Growth characteristics and cording properties of cpsA1 and cpsA2 knock-out mutants of M. tuberculosis H37Rv mc²6206. A, evidence for allelic replacement at the cpsA1 and cpsA2 loci of M. tuberculosis H37Rv mc²6206. The WT 2,175-bp amplicon is replaced by a 4,241-bp PCR fragment in the cpsA1 mutant due to the replacement of 158 bp of the cpsA1 ORF flanked between two AfeI restriction sites with a 2-kb streptomycin resistance cassette. The replacement of the entire cpsA2 gene by a 1.2-kb kanamycin resistance cassette results in the replacement of the WT 3,734-bp amplification signal by a 3,420-bp fragment in the mutant.
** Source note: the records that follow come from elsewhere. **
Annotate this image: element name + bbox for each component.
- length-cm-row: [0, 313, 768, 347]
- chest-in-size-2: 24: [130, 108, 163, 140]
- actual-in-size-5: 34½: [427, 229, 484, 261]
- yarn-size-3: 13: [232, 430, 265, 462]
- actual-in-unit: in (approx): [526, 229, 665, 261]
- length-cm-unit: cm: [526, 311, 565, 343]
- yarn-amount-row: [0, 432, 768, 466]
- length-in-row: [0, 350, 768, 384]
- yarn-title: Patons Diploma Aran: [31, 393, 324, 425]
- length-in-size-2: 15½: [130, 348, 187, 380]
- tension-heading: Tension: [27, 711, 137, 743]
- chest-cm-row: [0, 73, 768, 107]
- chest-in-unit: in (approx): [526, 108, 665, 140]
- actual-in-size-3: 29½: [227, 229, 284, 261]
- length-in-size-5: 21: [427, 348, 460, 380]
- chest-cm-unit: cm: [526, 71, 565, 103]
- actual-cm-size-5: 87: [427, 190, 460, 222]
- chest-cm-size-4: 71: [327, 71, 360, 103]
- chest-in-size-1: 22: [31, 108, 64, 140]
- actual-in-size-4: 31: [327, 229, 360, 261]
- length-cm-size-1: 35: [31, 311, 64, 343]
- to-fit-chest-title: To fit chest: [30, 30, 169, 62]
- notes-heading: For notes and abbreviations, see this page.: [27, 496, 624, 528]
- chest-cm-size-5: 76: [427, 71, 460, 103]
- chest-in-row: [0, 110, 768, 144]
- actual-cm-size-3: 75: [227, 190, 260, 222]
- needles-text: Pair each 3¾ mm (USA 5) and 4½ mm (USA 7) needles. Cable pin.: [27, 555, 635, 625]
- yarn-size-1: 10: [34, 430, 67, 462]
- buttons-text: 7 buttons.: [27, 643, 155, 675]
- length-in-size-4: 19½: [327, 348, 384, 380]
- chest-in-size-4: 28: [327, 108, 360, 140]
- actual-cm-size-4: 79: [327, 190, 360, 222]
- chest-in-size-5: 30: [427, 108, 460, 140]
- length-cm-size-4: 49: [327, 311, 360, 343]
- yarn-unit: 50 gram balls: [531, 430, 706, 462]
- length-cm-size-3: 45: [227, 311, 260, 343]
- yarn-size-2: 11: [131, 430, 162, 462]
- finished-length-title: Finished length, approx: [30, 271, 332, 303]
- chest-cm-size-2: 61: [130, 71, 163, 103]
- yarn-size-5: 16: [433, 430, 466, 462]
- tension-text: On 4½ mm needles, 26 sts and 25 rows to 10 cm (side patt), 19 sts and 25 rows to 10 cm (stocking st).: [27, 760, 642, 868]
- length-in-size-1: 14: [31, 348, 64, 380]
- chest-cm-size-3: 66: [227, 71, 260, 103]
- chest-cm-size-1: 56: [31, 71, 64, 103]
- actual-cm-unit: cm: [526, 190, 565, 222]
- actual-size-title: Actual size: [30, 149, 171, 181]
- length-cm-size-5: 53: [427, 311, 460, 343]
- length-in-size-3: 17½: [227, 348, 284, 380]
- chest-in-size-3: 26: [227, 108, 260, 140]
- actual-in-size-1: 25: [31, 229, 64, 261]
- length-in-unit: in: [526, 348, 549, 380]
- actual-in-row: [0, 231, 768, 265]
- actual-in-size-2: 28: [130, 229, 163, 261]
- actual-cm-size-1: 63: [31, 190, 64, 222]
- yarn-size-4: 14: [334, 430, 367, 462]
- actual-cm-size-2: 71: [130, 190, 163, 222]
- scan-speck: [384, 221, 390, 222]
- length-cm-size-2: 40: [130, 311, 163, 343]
B, growth characteristics of the cpsA1 and cpsA2 mutants of M. tuberculosis H37Rv mc²6206 WT, the WT parent strain, and the complemented cpsA1 mutant, M. tuberculosis H37RvΔcpsA1/pMVGH1-cpsA1. The strains were grown in 7H9-ADC-Tween 80 broth at 37 °C with shaking. C, cording properties of the cpsA1 and cpsA2 mutants of M. tuberculosis H37Rv mc²6206. Shown are Ziehl-Neelsen smears of 37 °C 7H9-ADC-tyloxapol cultures. Scale bar, 50.2 μm.